What hurt me most in this message isn’t the suggestion that I change because my Mom wishes me to. In no case will I simply change for that reason anyway. Rather, what truly hurts are the implicit assumptions in this message that there is something wrong with me. At no point does my Mom’s message ask me any questions about me. Rather, it tells me who I am: someone who does not give serious thought to their beliefs and actions, a dangerous agent who may find himself in trouble if he continues on the path he has inadvisedly stumbled upon (rather than purposefully chosen), a misbehaving or astray child who has merited a scolding by his much wiser, more experienced parent.

I perhaps should not have been as shocked as I was when I read my Mom’s email. It is hardly the first time she has treated me this way, always, I am quite sure, with all the good will in the world. But those good intentions don’t erase the damage messages like this have done to me over the course of my life. For, of course, I do want my parent’s approval of who I have chosen (and not chosen) to be. And, to be fair, there have been times when my parents have praised me, supported me, and aided me when I turned to them for help and aid. But those moments do not stick out nearly as vividly to me as all of the half‑spoken signals of disappointment, disapproval, and presumed failure. At least they do not at this moment. And I think this is the biggest shock to my system, to discover, despite that I have not been a child for a long time, that I can still be a disappointing child in my parent’s eyes.

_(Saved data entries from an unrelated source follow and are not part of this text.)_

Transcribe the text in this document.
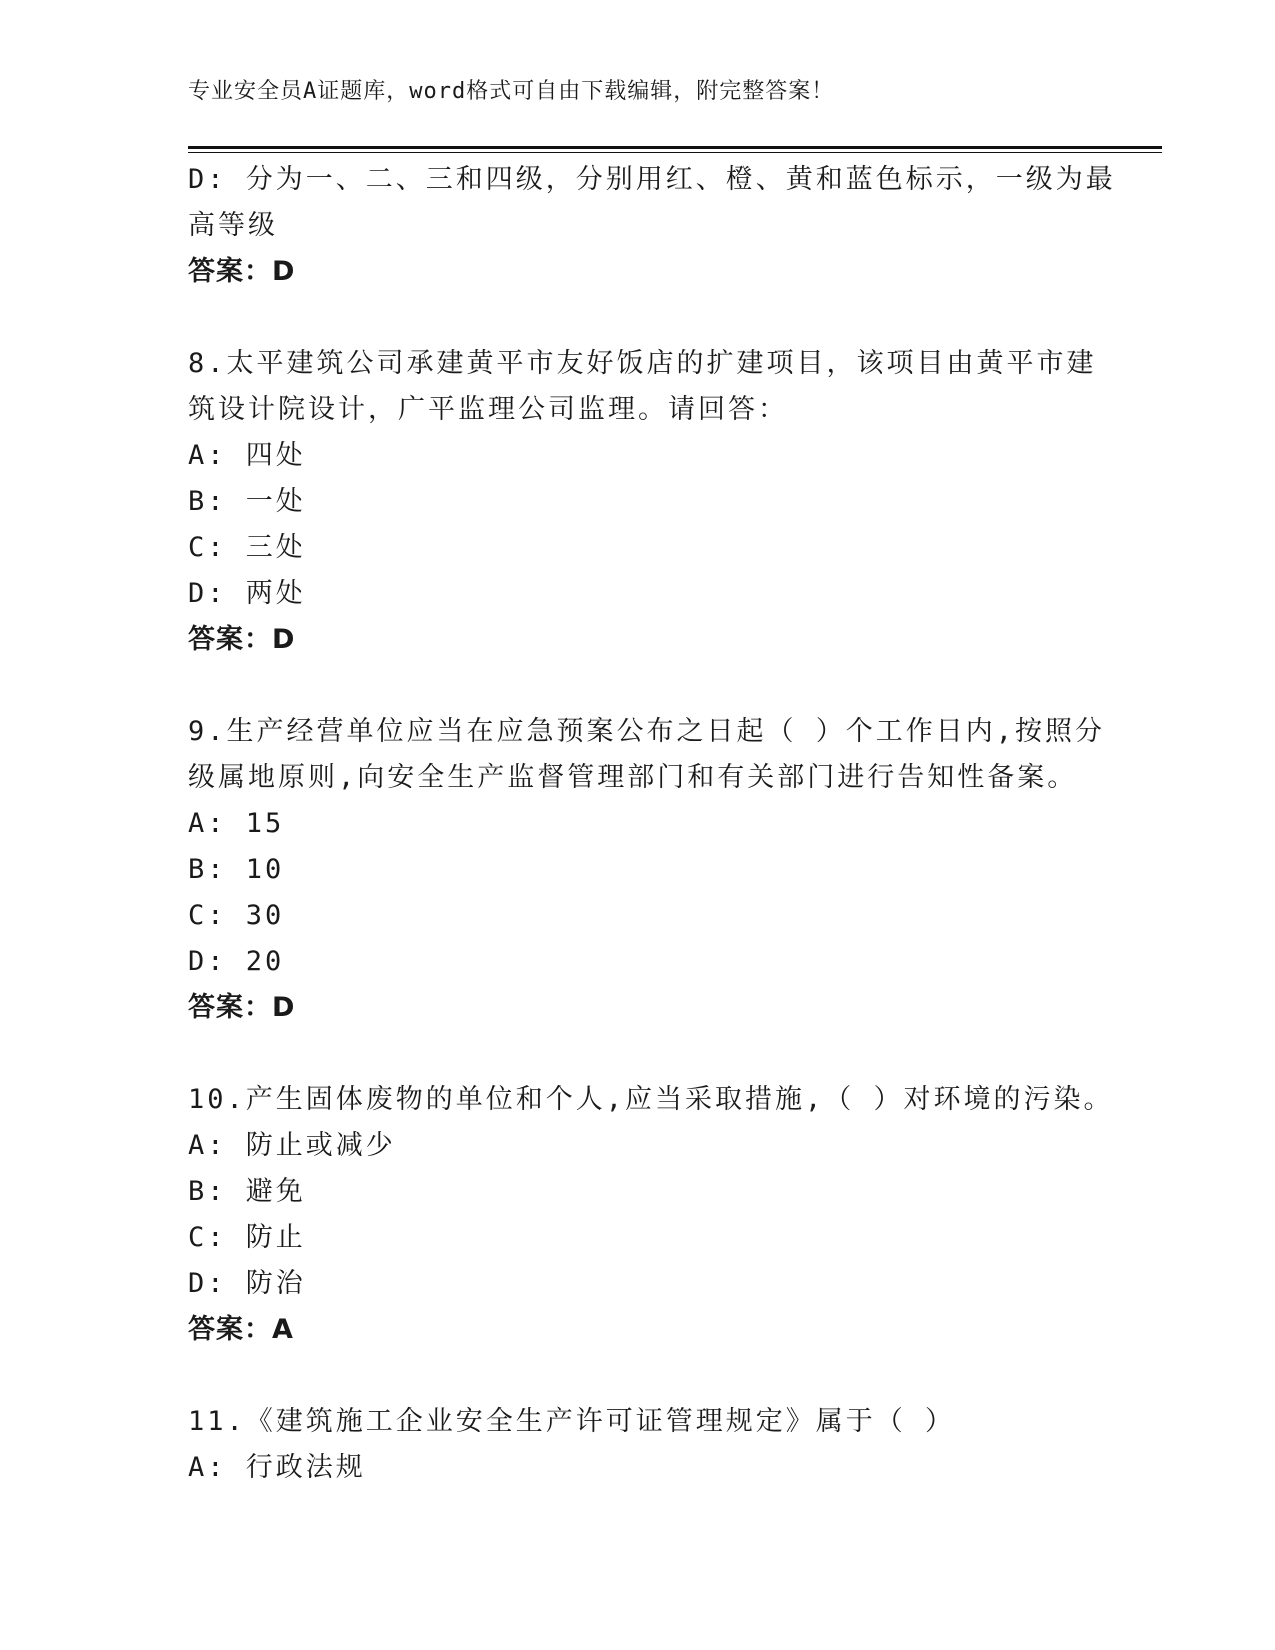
专业安全员A证题库，word格式可自由下载编辑，附完整答案！
D: 分为一、二、三和四级，分别用红、橙、黄和蓝色标示，一级为最
高等级
答案：D
8.太平建筑公司承建黄平市友好饭店的扩建项目，该项目由黄平市建
筑设计院设计，广平监理公司监理。请回答：
A: 四处
B: 一处
C: 三处
D: 两处
答案：D
9.生产经营单位应当在应急预案公布之日起（ ）个工作日内,按照分
级属地原则,向安全生产监督管理部门和有关部门进行告知性备案。
A: 15
B: 10
C: 30
D: 20
答案：D
10.产生固体废物的单位和个人,应当采取措施,（ ）对环境的污染。
A: 防止或减少
B: 避免
C: 防止
D: 防治
答案：A
11.《建筑施工企业安全生产许可证管理规定》属于（ ）
A: 行政法规
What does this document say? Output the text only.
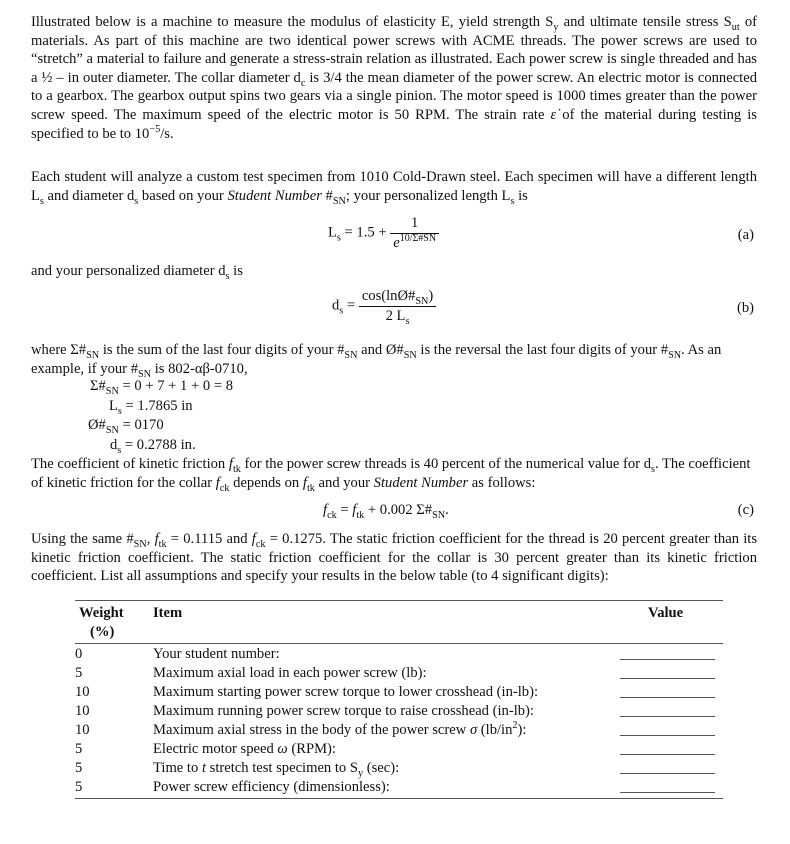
Illustrated below is a machine to measure the modulus of elasticity E, yield strength $S_y$ and ultimate tensile stress $S_{ut}$ of materials. As part of this machine are two identical power screws with ACME threads. The power screws are used to “stretch” a material to failure and generate a stress-strain relation as illustrated. Each power screw is single threaded and has a ½ – in outer diameter. The collar diameter $d_c$ is 3/4 the mean diameter of the power screw. An electric motor is connected to a gearbox. The gearbox output spins two gears via a single pinion. The motor speed is 1000 times greater than the power screw speed. The maximum speed of the electric motor is 50 RPM. The strain rate ε̇ of the material during testing is specified to be to $10^{-5}/s$.
Each student will analyze a custom test specimen from 1010 Cold-Drawn steel. Each specimen will have a different length $L_s$ and diameter $d_s$ based on your Student Number $\#_{SN}$; your personalized length $L_s$ is
$L_s = 1.5 + \frac{1}{e^{10/\Sigma\#SN}}$	(a)
and your personalized diameter $d_s$ is
$d_s = \frac{\cos(\ln Ø\#_{SN})}{2 L_s}$	(b)
where $\Sigma\#_{SN}$ is the sum of the last four digits of your $\#_{SN}$ and $Ø\#_{SN}$ is the reversal the last four digits of your $\#_{SN}$. As an example, if your $\#_{SN}$ is 802-αβ-0710,
$\Sigma\#_{SN} = 0 + 7 + 1 + 0 = 8$
$L_s = 1.7865$ in
$Ø\#_{SN} = 0170$
$d_s = 0.2788$ in.
The coefficient of kinetic friction $f_{tk}$ for the power screw threads is 40 percent of the numerical value for $d_s$. The coefficient of kinetic friction for the collar $f_{ck}$ depends on $f_{tk}$ and your Student Number as follows:
$f_{ck} = f_{tk} + 0.002$ $\Sigma\#_{SN}$.	(c)
Using the same $\#_{SN}$, $f_{tk} = 0.1115$ and $f_{ck} = 0.1275$. The static friction coefficient for the thread is 20 percent greater than its kinetic friction coefficient. The static friction coefficient for the collar is 30 percent greater than its kinetic friction coefficient. List all assumptions and specify your results in the below table (to 4 significant digits):
Weight
(%)
Item	Value
0	Your student number:
5	Maximum axial load in each power screw (lb):
10	Maximum starting power screw torque to lower crosshead (in-lb):
10	Maximum running power screw torque to raise crosshead (in-lb):
10	Maximum axial stress in the body of the power screw σ $(lb/in^2)$:
5	Electric motor speed ω (RPM):
5	Time to t stretch test specimen to $S_y$ (sec):
5	Power screw efficiency (dimensionless):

I’m not going to go through all of the details of the response I wrote to my Mom. Suffice to say, I attempted to tell her some of things I have voiced here, though not in quite the same terms and not at such length. I felt guilty for doing so, even though I believe my response was wholly justified, because my response puts me in the role of the misbehaving or astray child. I wondered if it would no have been better to call her and confront her more directly. But I ended up avoiding that. I’m not quite sure why. And I couldn’t help but begin to doubt who I think I am given the very specific and negative terms my Mom constructed me in, even though I knew those terms were inaccurate and said more about how my Mom sees me than how I see me.

And so I asked myself in my writing session this morning just who I think I am. I came up with quite a bit, much more than I’m going to discuss here. But as for the kind of thinker I think I am, one of the ways I would describe myself is as someone who is keenly interested in the way that we humans tell stories. We never tell our stories innocently. My Mom’s story about me is not innocent. Nor is my story about her story about me. And what this means and what interests me about how we tell our stories is the stories we try not to tell but which leak out of the story we are narrating. That’s what happened with my Mom’s story about her son the ‘Marxist’. Or it did when I asked the right sorts of questions. And it is what happens in the texts I am studying as I write my dissertation: the stories of the conquered peoples that inhabit them leak out ‘in translation’. Or they do when we ask questions rather than make assumptions that we are getting the whole truth or even a tiny part of it.